Then Dora was charming. She sat and
talked and planned and told him all that had
been done and all that was yet to do. And
Bryce never once named either Ethel or Mr.
Mostyn. He knew Dora was a shrewd little
woman, and that he would have to be very
careful in introducing the subject of Mr.
Mostyn, or else she would be sure to reach the
central truth of his submission to her. But,
somehow, things happen for those who are
content to leave their desires to contingencies
and accidentals. The next morning he breakfasted
with the family and felt himself repaid
for his concession to Dora by the evident
pleasure their renewed affection gave his father
and mother; and though the elder Denning
made no remark in the renewed family
solidarity, Bryce anticipated many little
favors and accommodations from his father's
satisfaction.

After breakfast he sat down, lit his cigar
and waited. Both his mother and Dora had
much to tell him, and he listened, and gave
them such excellent advice that they were
compelled to regret the arrangements already
made had lacked the benefit of his counsels.

"But you had Ethel Rawdon," he said.
"I thought she was everybody rolled into
one."

"Oh, Ethel doesn't know as much as she
thinks she does," said Mrs. Denning. "I
don't agree with lots of things she advises."

"Then take my advice, mother."

"Oh, Bryce, it is the best of all."

"Bryce does not know about dress and such
things, mother. Ethel finds out what she does
not know. Bryce cannot go to modistes and
milliners with me."

"Well, Ethel does not pay as much atten-
tion as she might--she is always going somewhere
or other with that Englishman, that she
says is a relative--for my part, I doubt it."

"Oh, mother!"

"Girls will say anything, Dora, to hide a
love affair. Why does she never bring him
here to call?"

"Because I asked her not. I do not want
to make new friends, especially English ones,
now. I am so busy all day, and of course my
evenings belong to Basil."

"Yes, and there is no one to talk to me.
Ethel and the Englishman would pass an hour
or two very nicely, and your father is very
fond of foreigners. I think you ought to ask
Ethel to introduce him to us; then we could
have a little dinner for him and invite him to
our opera box--don't you agree with me,
Bryce?"

"If Dora does. Of course, at this time,
Dora's wishes and engagements are the most
important. I have seen the young man at the
club with Shaw McLaren and about town with
Judge Rawdon and others. He seems a nice
little fellow. Jack Lacy wanted to introduce
me to him yesterday, but I told him I could
live without the honor.

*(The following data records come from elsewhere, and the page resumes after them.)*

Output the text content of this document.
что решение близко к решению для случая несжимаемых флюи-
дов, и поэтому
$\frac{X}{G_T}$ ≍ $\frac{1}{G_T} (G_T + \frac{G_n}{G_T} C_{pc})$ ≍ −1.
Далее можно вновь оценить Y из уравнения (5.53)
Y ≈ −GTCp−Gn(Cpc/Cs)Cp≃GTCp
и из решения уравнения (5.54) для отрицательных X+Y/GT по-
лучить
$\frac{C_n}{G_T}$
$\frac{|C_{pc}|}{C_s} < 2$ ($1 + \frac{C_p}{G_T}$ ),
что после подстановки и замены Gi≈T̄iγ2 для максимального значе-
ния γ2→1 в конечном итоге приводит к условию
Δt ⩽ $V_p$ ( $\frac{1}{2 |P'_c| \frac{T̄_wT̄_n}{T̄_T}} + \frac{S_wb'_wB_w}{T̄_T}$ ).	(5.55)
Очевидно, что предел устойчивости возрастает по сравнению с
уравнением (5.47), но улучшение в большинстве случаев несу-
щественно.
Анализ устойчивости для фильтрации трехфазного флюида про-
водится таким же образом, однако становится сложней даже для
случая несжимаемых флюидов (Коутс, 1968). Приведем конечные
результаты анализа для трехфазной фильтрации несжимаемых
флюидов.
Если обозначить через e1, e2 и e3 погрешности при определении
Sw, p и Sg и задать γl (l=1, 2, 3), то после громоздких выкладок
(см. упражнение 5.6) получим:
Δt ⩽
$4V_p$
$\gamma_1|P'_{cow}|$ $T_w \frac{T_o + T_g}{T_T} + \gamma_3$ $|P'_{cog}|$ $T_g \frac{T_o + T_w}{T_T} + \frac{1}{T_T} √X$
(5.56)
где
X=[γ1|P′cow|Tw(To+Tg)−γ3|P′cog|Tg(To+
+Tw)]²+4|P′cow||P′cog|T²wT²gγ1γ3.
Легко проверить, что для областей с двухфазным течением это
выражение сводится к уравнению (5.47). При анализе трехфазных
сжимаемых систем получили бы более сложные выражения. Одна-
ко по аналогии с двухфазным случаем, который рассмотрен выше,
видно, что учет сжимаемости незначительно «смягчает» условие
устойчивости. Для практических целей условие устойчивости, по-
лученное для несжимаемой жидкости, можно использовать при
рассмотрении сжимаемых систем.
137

Of course, if Dora
feels like having him here that is a very dif-
ferent matter. He is certainly distinguished
looking, and would give an air to the wedding."

"Is he handsome, Bryce?"

"Yes--and no. Women would rave about
him; men would think him finical and dandified.
He looks as if he were the happiest fellow
in the world--in fact, he looked to me so
provokingly happy that I disliked him; but
now that Dodo is my little sister again, I can
be happy enough to envy no one."

Then Dora slipped her hand into her brother's
hand, and Bryce knew that he might
take his way to his little office in William
Street, the advent of Mr. Mostyn into his life
being now as certain as anything in this
questionable, fluctuating world could be. As he
was sauntering down the avenue he met Ethel
and he turned and walked back with her to
the Denning house. He was so good-natured
and so good-humored that Ethel could not
avoid an inquisitive look at the usually glum
young man, and he caught it with a laugh and
said, "I suppose you wonder what is the matter
with me, Miss Rawdon?"

"You look more than usually happy. If I
suppose you have found a wife or a fortune,
shall I be wrong?"

"You come near the truth; I have found a
sister. Do you know I am very fond of Dora
and we have made up our quarrel?"

Then Ethel looked at him again. She did
not believe him. She was sure that Dora was
not the only evoker of the unbounded satisfaction
in Bryce Denning's face and manner.
But she let the reason pass; she had no likely
arguments to use against it. And that day
Mrs. Denning, with a slight air of injury,
opened the subject of Mr. Mostyn's introduction
to them. She thought Ethel had hardly
treated the Dennings fairly. Everyone was
wondering they had not met him. Of course,
she knew they were not aristocrats and she
supposed Ethel was ashamed of them, but, for
her part, she thought they were as good as
most people, and if it came to money, they
could put down dollar for dollar with any
multi-millionaire in America, or England
either, for that matter.

When the reproach took this tone there
seemed to be only one thing for Ethel to say or
to do; but that one thing was exactly what she
did not say or do. She took up Mrs. Denning's
reproach and complained that "her
relative and friend had been purposely and
definitely ignored. Dora had told her plainly
she did not wish to make Mr. Mostyn's
acquaintance; and, in accord with this feeling,
no one in the Denning family had called on
Mr. Mostyn, or shown him the least courtesy.
She thought the whole Rawdon family had
the best of reasons for feeling hurt at the
neglect."

This view of the case had not entered Mrs.
Denning's mind. She was quickly sorry and
apologetic for Dora's selfishness and her own
thoughtlessness, and Ethel was not difficult to
pacify. There was then no duty so imperative
as the arrangement of a little dinner for
Mr. Mostyn. "We will make it quite a family
affair," said Mrs. Denning, "then we can
go to the opera afterwards. Shall I call on
Mr. Mostyn at the Holland House?" she
asked anxiously.

"I will ask Bryce to call," said Dora.
"Bryce will do anything to please me now,
mother."

In this way, Bryce Denning's desires were
all arranged for him, and that evening Dora
made her request. Bryce heard it with a pronounced
pout of his lips, but finally told Dora
she was "irresistible," and as his time for
pleasing her was nearly out, he would even
call on the Englishman at her request.

"Mind!" he added, "I think he is as proud
as Lucifer, and I may get nothing for my civility
but the excuse of a previous engagement."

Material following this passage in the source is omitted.